Görevine odaklanmaya karar verdi, eşyalarını toplamak için sadece 20 dakikası olduğunu biliyordu. Çantasını kaptı ve hızla kıyafetlerini, aksesuarlarını ve tuvalet malzemelerini topladı. Neyse ki, fazla eşyası yoktu, bu da işi hızlandırdı. Geriye sadece 10 dakikadan biraz fazla kalmışken, eski püskü kıyafetlerinden çıkarak siyah dar kot pantolon ve beyaz bir halter üst giydi. Saçlarını kontrol etmek için bir an durdu.
Saphira aynada kendine baktı. Babasına hiç benzemiyordu; onun mavi gözleri ve sarı saçları varken, Saphira'nın altın rengi gözleri ve kızıl saçları vardı. Yüz hatları bile farklıydı; onun yüksek elmacık kemikleri ve dolgun dudakları vardı, babasının ise yoktu.
"Saphira, araba burada. Gitme zamanı geldi." Alfa bağırarak onu şu ana geri çekti. Derin bir nefes alarak çantasını kaptı ve odasından çıktı. Merdivenlerin başına vardığında, Ruby odasından çıktı.
“Bekle.” Ruby bağırdı.
Saphira içini çekti ve ona döndü. “Ne var?”
Ruby'nin sesi kin doluydu, “Sonunun geleceğini hep biliyordum; Eşleştirici fikri de benimdi. Seni uçurumdan itemediğim için, bu en iyi seçimdi.”
Saphira, Ruby ile aynı çatı altında bir gün daha geçirmektense Eşleştirici'de olmayı tercih ederdi. Ona arkasını döndü ve "Hoşça kal Ruby." dedi.
Ruby, onu üzgün ya da kalbi kırık hissettirebileceğini sanıyordu, ama yapamazdı çünkü Saphira yeterince umursamıyordu. Ruby'nin onu uçurumun kenarına itmek istediğini biliyordu ve derinlerde, Connor'ın ölümünde Ruby'nin bir parmağı olduğunu şüpheleniyordu. Bunu kanıtlamak için her şeyi yapacaktı.
Saphira, Alfa ve Lupus'un kapının yanında konuştuğu aşağıya indi. Onlara yaklaştığında, yüzlerinde hiçbir duygu göstermeden ona baktılar, yapacakları şeye rağmen.
"Araba seni doğrudan oraya götürecek. İyi şanslar, Saphira." Alfa, omzuna vurup sürücüye başını sallayarak yürüdü. Saphira çantalarıyla onu takip etmeye başladı, ama Lupus omzuna bir el koyarak onu durdurdu. Saphira, onunla son defa yüzleşmeyi umarak döndü.

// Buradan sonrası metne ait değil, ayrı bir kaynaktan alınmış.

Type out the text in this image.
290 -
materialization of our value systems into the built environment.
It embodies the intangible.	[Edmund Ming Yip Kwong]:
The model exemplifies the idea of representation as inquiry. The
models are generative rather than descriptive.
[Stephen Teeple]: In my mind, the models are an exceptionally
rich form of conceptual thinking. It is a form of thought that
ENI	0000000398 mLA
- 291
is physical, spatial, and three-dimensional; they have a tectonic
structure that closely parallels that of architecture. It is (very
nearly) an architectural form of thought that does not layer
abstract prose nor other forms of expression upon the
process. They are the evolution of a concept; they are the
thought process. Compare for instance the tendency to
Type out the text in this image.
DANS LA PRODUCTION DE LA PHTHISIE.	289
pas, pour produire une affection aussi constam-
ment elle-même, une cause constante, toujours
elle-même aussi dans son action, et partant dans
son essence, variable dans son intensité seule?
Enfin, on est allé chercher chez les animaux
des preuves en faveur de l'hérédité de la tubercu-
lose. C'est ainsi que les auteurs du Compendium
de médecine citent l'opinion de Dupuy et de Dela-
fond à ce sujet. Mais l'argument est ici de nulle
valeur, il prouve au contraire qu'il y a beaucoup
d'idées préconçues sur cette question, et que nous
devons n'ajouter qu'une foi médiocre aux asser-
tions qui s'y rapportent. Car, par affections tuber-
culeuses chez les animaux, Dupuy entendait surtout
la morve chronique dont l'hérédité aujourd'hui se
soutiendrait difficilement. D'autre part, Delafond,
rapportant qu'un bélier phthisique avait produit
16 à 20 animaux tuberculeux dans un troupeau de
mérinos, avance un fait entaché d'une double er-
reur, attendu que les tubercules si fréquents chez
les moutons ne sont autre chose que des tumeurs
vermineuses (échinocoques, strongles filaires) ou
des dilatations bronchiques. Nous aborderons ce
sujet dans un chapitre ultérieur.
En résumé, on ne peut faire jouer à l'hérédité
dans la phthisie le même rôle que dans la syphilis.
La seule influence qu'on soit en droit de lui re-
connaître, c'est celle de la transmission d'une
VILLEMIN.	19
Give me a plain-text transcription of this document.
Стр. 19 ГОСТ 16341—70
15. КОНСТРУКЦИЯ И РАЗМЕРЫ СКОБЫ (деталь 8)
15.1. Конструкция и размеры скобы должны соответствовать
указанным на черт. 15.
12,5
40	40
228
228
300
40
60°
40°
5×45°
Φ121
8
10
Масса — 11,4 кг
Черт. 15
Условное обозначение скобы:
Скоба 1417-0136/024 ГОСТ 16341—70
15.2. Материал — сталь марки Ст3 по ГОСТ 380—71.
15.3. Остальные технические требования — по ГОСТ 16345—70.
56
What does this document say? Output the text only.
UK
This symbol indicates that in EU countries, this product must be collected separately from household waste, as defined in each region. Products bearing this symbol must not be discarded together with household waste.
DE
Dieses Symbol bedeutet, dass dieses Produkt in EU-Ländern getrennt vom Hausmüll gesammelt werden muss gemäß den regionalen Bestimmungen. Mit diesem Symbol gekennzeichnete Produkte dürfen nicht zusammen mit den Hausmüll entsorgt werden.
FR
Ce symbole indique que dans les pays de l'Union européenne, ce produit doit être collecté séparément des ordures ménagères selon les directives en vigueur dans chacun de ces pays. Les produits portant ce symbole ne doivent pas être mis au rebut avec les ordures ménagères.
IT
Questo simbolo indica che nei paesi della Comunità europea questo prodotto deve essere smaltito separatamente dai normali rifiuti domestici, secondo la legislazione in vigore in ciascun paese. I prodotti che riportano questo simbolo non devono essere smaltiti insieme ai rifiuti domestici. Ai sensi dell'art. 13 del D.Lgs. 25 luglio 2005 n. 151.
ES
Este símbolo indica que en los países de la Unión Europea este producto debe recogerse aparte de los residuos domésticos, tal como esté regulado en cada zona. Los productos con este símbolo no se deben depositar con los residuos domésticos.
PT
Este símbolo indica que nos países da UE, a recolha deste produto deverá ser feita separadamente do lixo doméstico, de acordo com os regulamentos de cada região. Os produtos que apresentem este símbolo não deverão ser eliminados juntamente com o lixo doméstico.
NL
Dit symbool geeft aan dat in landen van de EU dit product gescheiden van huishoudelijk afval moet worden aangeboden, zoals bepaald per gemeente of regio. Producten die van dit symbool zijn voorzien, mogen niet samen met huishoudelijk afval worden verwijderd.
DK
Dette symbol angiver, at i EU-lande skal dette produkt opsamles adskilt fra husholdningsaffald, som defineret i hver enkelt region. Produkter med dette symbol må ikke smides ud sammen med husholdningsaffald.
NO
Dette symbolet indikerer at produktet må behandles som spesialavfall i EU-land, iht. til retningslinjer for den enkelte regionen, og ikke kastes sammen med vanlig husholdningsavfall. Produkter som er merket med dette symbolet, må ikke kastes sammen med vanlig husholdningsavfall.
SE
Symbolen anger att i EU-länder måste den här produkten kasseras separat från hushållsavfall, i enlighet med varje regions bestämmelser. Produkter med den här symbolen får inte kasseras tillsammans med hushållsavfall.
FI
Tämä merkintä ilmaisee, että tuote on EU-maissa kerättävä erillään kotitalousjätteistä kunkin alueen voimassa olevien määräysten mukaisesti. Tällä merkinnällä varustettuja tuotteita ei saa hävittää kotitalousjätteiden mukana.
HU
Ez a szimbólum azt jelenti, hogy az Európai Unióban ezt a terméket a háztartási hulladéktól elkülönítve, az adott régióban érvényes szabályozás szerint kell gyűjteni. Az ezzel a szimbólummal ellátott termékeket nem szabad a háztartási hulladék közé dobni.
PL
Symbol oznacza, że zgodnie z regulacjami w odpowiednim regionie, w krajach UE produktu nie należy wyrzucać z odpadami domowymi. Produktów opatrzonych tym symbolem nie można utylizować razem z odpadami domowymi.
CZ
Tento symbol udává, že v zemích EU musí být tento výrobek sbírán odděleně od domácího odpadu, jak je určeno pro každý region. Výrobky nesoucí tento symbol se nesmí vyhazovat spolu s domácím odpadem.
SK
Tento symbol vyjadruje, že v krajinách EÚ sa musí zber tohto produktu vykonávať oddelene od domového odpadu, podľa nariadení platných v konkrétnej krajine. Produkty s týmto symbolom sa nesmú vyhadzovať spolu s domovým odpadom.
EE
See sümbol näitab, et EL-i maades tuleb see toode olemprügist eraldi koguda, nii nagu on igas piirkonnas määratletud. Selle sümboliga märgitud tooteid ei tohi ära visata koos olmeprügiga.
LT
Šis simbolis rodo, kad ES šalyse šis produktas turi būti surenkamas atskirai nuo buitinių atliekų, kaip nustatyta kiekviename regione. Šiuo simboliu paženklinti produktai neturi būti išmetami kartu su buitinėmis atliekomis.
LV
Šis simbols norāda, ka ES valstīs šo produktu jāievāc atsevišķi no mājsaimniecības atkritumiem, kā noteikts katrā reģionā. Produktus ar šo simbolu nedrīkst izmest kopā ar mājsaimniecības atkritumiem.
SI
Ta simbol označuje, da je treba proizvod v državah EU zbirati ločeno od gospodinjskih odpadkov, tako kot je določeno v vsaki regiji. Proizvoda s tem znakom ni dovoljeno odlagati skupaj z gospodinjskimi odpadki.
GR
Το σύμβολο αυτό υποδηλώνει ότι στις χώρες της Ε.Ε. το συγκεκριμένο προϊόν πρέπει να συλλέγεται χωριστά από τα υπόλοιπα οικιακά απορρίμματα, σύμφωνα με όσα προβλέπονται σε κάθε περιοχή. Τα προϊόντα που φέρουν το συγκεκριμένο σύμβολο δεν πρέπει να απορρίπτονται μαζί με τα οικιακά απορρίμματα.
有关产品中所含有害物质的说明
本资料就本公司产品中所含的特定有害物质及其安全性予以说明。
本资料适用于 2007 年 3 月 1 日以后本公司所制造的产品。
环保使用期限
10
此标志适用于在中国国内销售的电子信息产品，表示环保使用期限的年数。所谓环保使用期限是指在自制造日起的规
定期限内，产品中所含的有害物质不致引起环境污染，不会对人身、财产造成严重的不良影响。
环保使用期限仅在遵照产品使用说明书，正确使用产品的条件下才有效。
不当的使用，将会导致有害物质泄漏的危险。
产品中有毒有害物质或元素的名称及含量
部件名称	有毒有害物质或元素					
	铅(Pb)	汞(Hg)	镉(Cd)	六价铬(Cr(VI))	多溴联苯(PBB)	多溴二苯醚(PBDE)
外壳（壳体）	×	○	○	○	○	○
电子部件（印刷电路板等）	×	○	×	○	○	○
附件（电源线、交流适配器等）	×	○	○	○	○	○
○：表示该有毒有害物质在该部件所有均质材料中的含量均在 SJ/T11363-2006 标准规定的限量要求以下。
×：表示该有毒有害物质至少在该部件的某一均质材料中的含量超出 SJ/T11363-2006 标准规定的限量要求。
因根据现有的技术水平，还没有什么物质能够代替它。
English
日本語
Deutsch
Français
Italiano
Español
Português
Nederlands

Saphira'nın babası, samimiyetini gizlemeye çalışarak, “Gitmeden önce, ne olursa olsun, her zaman benim kızım olacaksın. Her şeyin yolunda gitmesini umuyorum, lütfen dikkatli ol ve mutlu ol. Seni özleyeceğim." dedi. Onun ani sevgi gösterisine inanamadı. Bu ilgi neredeydi çocukken ya da Connor öldüğünde? Şimdi, onu göndermekten suçluluk duymamak için şefkatli bir baba rolü yapmasına izin vermeyecekti. Onu çoktan terk etmişti.
Tereddüt etmeden, Saphira gururla, “Sen asla benim babam olmayacaksın, seni özlemeyeceğim ya da bir an bile düşünmeyeceğim.” dedi ve kapıdan çıktı.
Bir kelime daha duymak ya da yüzünü bir daha görmek istemiyordu; sadece onlardan mümkün olduğunca uzaklaşmak istiyordu. Yolun sonundaki arabaya bindi ve bir daha arkasına bakmadı.